Behavioral HIV prevention interventions targeting heterosexual African Americans that are proven to work require several key characteristics, according to UCSF researchers.

“Peer education, skills training and cultural tailoring were critical factors we found in interventions that reduced HIV risk behaviors and led to lower rates of sexually transmitted infections,” said study lead author, Lynae Darbes, PhD, assistant professor of medicine at UCSF’s Center for AIDS Prevention Studies and Global Health Sciences.

The results, published in the June 19th issue of the journal “AIDS,” were based on a meta-analysis of 38 randomized controlled trials involving over 14,000 participants.

“It is important to recognize the diversity that exists within the African American community, and we are not recommending ‘one size fits all’ types of interventions. Successful interventions honed in on specific aspects of the target populations,” said Darbes.

For instance, the social norms targeted may include influencing one’s perception of being at risk for HIV in one population, delaying sexual initiation in another or reducing the number of partners in another or some combination of all of these, she said. In addition, actual members from the target population should conduct peer education.

“ Cultural tailoring was crucial and in effective interventions was derived from activities such as formative research within the target community using a ‘ground up’ approach as opposed to a top down or ‘parachute’ approach.

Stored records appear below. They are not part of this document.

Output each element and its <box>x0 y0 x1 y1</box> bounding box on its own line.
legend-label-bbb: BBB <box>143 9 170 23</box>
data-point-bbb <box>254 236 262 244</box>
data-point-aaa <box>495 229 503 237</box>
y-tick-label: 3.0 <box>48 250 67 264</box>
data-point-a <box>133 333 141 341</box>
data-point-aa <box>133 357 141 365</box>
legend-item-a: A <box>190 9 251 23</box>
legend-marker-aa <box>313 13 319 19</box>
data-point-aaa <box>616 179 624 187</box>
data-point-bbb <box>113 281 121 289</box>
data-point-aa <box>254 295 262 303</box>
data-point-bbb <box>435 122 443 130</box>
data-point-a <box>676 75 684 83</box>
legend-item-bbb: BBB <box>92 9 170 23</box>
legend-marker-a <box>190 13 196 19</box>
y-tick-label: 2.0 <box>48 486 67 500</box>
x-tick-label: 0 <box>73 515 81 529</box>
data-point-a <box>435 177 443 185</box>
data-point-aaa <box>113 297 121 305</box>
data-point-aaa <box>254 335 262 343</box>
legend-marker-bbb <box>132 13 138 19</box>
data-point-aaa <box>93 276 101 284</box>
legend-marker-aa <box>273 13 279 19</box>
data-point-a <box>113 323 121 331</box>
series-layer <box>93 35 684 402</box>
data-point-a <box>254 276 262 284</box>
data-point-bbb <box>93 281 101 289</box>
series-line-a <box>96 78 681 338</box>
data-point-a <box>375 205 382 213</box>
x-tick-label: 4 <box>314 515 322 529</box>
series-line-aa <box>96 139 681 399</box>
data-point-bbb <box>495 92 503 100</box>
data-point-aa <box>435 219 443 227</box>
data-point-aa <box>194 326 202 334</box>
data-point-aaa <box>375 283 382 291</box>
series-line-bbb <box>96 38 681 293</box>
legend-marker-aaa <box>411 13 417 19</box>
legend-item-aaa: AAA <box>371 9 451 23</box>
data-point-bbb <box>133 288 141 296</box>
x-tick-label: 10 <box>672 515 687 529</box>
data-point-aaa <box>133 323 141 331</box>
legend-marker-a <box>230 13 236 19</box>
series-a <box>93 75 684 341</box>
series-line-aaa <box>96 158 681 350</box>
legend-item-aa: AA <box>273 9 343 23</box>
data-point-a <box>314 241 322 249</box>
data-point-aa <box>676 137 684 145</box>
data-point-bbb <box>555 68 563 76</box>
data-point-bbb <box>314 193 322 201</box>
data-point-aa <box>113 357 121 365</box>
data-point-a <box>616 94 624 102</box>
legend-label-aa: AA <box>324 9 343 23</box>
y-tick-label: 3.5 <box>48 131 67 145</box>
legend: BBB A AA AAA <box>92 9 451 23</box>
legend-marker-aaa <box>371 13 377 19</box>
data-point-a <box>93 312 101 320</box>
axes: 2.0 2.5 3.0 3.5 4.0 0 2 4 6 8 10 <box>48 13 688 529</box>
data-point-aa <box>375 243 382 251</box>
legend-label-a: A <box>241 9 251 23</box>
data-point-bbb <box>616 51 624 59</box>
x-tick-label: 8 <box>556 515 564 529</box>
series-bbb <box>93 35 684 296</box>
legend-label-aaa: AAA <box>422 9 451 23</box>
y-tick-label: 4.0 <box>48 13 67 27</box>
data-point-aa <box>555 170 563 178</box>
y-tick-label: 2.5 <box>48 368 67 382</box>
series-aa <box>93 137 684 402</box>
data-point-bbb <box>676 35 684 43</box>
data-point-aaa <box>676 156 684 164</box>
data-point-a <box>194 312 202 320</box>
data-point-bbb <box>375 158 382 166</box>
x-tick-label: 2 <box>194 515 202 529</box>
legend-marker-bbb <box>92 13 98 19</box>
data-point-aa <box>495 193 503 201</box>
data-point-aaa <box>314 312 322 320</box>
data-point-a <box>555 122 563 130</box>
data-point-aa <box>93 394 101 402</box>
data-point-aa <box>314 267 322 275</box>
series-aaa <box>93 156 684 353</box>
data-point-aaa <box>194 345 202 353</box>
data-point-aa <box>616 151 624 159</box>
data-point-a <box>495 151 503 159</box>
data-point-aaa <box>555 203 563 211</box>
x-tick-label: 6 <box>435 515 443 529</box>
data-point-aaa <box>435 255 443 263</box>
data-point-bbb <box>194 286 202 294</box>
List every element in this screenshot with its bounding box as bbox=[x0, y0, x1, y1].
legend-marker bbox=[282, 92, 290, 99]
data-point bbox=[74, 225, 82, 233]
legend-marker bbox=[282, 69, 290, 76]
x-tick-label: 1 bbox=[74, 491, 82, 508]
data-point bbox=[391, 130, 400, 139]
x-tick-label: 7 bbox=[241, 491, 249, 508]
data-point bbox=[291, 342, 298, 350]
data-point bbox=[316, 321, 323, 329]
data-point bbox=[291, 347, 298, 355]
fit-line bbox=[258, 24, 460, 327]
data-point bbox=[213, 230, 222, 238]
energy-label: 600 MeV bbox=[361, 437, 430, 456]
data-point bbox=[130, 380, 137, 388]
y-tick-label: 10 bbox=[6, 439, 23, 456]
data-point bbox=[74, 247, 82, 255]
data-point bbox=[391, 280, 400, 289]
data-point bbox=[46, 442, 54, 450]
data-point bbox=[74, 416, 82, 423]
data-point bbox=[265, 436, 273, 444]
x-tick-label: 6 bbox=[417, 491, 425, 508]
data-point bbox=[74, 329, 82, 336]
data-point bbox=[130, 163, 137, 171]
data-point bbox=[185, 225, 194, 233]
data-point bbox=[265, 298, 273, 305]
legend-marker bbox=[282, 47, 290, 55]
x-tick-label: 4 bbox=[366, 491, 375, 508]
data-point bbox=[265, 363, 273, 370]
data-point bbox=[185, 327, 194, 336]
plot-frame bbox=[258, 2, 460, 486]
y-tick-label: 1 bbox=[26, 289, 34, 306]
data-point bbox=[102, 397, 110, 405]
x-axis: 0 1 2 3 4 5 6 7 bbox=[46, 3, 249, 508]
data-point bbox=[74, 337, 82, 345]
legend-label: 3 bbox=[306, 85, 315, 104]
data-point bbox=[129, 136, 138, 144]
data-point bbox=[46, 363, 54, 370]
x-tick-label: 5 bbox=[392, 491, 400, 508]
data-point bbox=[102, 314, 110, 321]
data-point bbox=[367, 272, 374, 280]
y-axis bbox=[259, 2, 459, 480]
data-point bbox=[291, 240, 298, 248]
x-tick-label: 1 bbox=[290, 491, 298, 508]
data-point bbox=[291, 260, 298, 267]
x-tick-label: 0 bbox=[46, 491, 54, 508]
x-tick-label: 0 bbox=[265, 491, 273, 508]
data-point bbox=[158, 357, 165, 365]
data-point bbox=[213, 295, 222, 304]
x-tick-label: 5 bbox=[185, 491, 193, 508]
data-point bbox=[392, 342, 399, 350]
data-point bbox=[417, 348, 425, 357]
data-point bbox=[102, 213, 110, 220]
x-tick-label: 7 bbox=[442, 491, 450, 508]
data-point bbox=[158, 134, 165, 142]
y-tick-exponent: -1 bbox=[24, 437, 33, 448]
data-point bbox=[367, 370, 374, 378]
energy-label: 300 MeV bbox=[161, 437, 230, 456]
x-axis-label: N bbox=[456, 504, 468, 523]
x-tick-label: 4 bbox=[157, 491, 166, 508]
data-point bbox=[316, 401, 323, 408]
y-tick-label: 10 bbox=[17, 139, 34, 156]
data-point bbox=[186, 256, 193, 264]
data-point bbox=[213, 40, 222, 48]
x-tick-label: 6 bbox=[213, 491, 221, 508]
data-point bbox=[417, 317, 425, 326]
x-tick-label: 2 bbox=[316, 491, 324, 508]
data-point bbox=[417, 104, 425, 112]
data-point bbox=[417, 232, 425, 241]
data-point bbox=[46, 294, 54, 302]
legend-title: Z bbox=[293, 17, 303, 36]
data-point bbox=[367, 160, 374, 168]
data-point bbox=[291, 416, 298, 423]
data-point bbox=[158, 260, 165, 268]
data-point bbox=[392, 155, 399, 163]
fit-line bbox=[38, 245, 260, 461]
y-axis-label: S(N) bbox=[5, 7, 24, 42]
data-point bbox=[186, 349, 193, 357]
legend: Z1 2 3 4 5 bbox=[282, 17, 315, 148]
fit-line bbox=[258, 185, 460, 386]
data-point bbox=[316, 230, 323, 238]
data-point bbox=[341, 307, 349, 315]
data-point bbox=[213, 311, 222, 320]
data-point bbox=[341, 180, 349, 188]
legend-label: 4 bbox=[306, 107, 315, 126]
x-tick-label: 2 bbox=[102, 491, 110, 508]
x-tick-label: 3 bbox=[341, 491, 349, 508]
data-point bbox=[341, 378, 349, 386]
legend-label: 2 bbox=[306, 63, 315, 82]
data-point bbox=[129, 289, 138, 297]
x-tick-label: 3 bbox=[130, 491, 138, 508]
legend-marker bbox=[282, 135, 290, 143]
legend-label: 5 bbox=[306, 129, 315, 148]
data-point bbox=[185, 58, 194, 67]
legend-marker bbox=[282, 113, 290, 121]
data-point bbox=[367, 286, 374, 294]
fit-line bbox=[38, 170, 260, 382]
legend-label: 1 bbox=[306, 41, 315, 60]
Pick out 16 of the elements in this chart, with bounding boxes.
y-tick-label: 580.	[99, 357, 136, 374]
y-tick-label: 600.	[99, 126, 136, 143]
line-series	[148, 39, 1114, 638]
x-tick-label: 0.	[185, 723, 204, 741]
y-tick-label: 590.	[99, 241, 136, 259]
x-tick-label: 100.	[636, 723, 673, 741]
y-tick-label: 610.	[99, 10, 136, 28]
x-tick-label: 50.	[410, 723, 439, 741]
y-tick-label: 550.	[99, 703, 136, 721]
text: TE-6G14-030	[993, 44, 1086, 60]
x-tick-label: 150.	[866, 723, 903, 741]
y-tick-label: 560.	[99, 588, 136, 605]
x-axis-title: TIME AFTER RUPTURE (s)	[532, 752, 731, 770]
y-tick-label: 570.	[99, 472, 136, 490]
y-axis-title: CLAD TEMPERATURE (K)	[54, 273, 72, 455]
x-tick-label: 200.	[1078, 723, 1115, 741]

Understanding the community was important in developing efficacious interventions,” said Darbes.

The study’s meta-analysis focused on randomized controlled trials that measured outcomes such as changes in rates of unprotected sex, consistency of condom use or sexually transmitted infections and reported at least one outcome post intervention.

“This study shows how the technique of meta-analysis can be used to understand an entire literature and to find subtle but important associations that single studies simply can’t find,” said study co-author, George W. Rutherford, MD, director of UCSF Global Health Sciences Prevention and Public Health Group.

Co-authors also include Nicole Crepaz and Cynthia Lyles from the Centers for Disease Control and Prevention and Gail Kennedy from UCSF Global Health Sciences.

The research was funded by the Office of AIDS, California Department of Health Services; the Office of Minority Health, US Department of Health and Human Services; the National Institutes of Health; and the Centers for Disease Control.

Established in 1986 in the early days of the HIV/AIDS epidemic, UCSF’s Center for AIDS Prevention Studies (CAPS) conducts domestic and international research to prevent the acquisition of HIV and to optimize health outcomes among HIV-infected individuals.

UCSF Global Health Sciences Prevention and Public Health Group is dedicated to improving health and reducing the burden of disease in the world’s most vulnerable populations through applied public health research, education, and program improvement.

UCSF Global Health Sciences and CAPS are affiliated with the AIDS Research Institute (ARI) at UCSF. UCSF ARI houses hundreds of scientists and dozens of programs throughout UCSF and affiliated labs and institutions, making ARI one of the largest AIDS research entities in the world.